Background: Tau-PET imaging allows in-vivo detection of neurofibrillary tangles. One tau-PET tracer (i.e., [18F]flortaucipir) has received FDA-approval for clinical use, and multiple other tau-PET tracers have been implemented into clinical trials for participant selection and/or as a primary or secondary outcome measure. To optimize future use of tau-PET, it is essential to understand how demographic, clinical and genetic factors affect tau-PET-positivity rates.

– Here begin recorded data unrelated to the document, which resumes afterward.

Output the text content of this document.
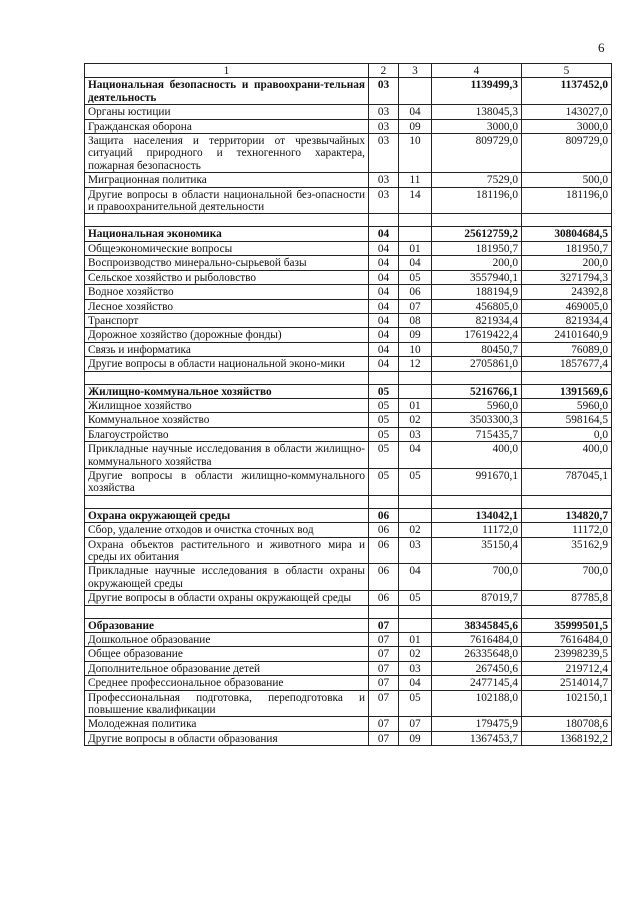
6
1	2	3	4	5
Национальная безопасность и правоохрани-тельная деятельность	03		1139499,3	1137452,0
Органы юстиции	03	04	138045,3	143027,0
Гражданская оборона	03	09	3000,0	3000,0
Защита населения и территории от чрезвычайных ситуаций природного и техногенного характера, пожарная безопасность	03	10	809729,0	809729,0
Миграционная политика	03	11	7529,0	500,0
Другие вопросы в области национальной без-опасности и правоохранительной деятельности	03	14	181196,0	181196,0

Национальная экономика	04		25612759,2	30804684,5
Общеэкономические вопросы	04	01	181950,7	181950,7
Воспроизводство минерально-сырьевой базы	04	04	200,0	200,0
Сельское хозяйство и рыболовство	04	05	3557940,1	3271794,3
Водное хозяйство	04	06	188194,9	24392,8
Лесное хозяйство	04	07	456805,0	469005,0
Транспорт	04	08	821934,4	821934,4
Дорожное хозяйство (дорожные фонды)	04	09	17619422,4	24101640,9
Связь и информатика	04	10	80450,7	76089,0
Другие вопросы в области национальной эконо-мики	04	12	2705861,0	1857677,4

Жилищно-коммунальное хозяйство	05		5216766,1	1391569,6
Жилищное хозяйство	05	01	5960,0	5960,0
Коммунальное хозяйство	05	02	3503300,3	598164,5
Благоустройство	05	03	715435,7	0,0
Прикладные научные исследования в области жилищно-коммунального хозяйства	05	04	400,0	400,0
Другие вопросы в области жилищно-коммунального хозяйства	05	05	991670,1	787045,1

Охрана окружающей среды	06		134042,1	134820,7
Сбор, удаление отходов и очистка сточных вод	06	02	11172,0	11172,0
Охрана объектов растительного и животного мира и среды их обитания	06	03	35150,4	35162,9
Прикладные научные исследования в области охраны окружающей среды	06	04	700,0	700,0
Другие вопросы в области охраны окружающей среды	06	05	87019,7	87785,8

Образование	07		38345845,6	35999501,5
Дошкольное образование	07	01	7616484,0	7616484,0
Общее образование	07	02	26335648,0	23998239,5
Дополнительное образование детей	07	03	267450,6	219712,4
Среднее профессиональное образование	07	04	2477145,4	2514014,7
Профессиональная подготовка, переподготовка и повышение квалификации	07	05	102188,0	102150,1
Молодежная политика	07	07	179475,9	180708,6
Другие вопросы в области образования	07	09	1367453,7	1368192,2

Method: This large-scale multi-center study includes 9713 participants from 35 cohorts worldwide who underwent tau-PET with [18F]flortaucipir (n = 6420), [18F]RO948 (n = 1999), [18F]MK6240 (n = 878) or [18F]PI2620 (n = 416) (Table-1). We analyzed individual-level tau-PET SUVR data using a cerebellar reference region that were processed either centrally (n = 3855) or by each cohort (n = 5858). We computed cohort-specific SUVR thresholds based on the mean + 2 standard deviations in a temporal meta-region of amyloid-negative cognitively normal (CN) individuals aged >50. Logistic generalized estimating equations were used to estimate tau-PET-positivity probabilities, using an exchangeable correlation structure to account for within-cohort correlations. Analyses were performed with (interactions between) age, amyloid-status, and APOE-e4 carriership as independent variables, stratified for syndrome diagnosis.

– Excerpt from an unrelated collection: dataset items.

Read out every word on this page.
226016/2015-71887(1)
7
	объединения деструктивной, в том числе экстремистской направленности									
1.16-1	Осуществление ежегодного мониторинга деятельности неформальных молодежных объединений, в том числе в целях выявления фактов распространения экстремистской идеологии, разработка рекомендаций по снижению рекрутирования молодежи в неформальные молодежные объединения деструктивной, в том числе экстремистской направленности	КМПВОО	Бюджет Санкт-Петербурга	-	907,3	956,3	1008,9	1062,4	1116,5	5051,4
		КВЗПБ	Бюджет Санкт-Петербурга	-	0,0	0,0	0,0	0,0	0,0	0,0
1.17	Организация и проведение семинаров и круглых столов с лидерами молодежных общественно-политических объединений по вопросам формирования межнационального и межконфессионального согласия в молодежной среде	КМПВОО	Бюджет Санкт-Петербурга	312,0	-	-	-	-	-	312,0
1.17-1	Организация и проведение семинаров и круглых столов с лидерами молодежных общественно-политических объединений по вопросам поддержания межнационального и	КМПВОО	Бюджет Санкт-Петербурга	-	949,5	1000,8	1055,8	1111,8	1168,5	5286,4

Result: The study included 5962 CN participants (7.5% tau-PET-positive), 1683 participants with mild cognitive impairment (MCI, 33.8% tau-PET-positive) and 2068 participants with a clinical diagnosis of dementia (62.1% tau-PET-positive) (Figure-1). From age 60 to 80 years, the estimated prevalence of tau-PET-positivity increased from 1.2% [95% CI: 0.9%-1.5%] to 3.7% [2.3%-5.1%] among CN amyloid-negative participants; and from 16.4% [10.8%-22.1%] to 20.5% [18.8%-22.2%] among CN amyloid-positive participants. Among amyloid-negative participants with MCI and dementia, from age 60 to 80 years, the estimated prevalence of tau-PET-positivity increased from 3.5% [1.6%-5.3%] to 11.8% [7.1%-16.5%] and from 12.6% [4.5%-20.7%] to 15.9% [6.7%-25.1%] respectively. In contrast, among amyloid-positive participants with MCI and dementia, from age 60 to 80 years, the estimated prevalence of tau-PET-positivity decreased from 66.5% [57.0%-76.0%] to 48.3% [42.9%-53.8%] and from 92.3% [88.7%-95.9%] to 73.4% [67.5%-79.3%] respectively. APOE-e4 status primarily modulated the association of age with tau-PET-positivity estimates among CN and MCI amyloid-positive participants (Figure-2).

Conclusion: This large-scale multi-cohort study provides robust prevalence estimates of tau-PET-positivity, which can aid the interpretation of tau-PET in the clinic and inform clinical trial designs.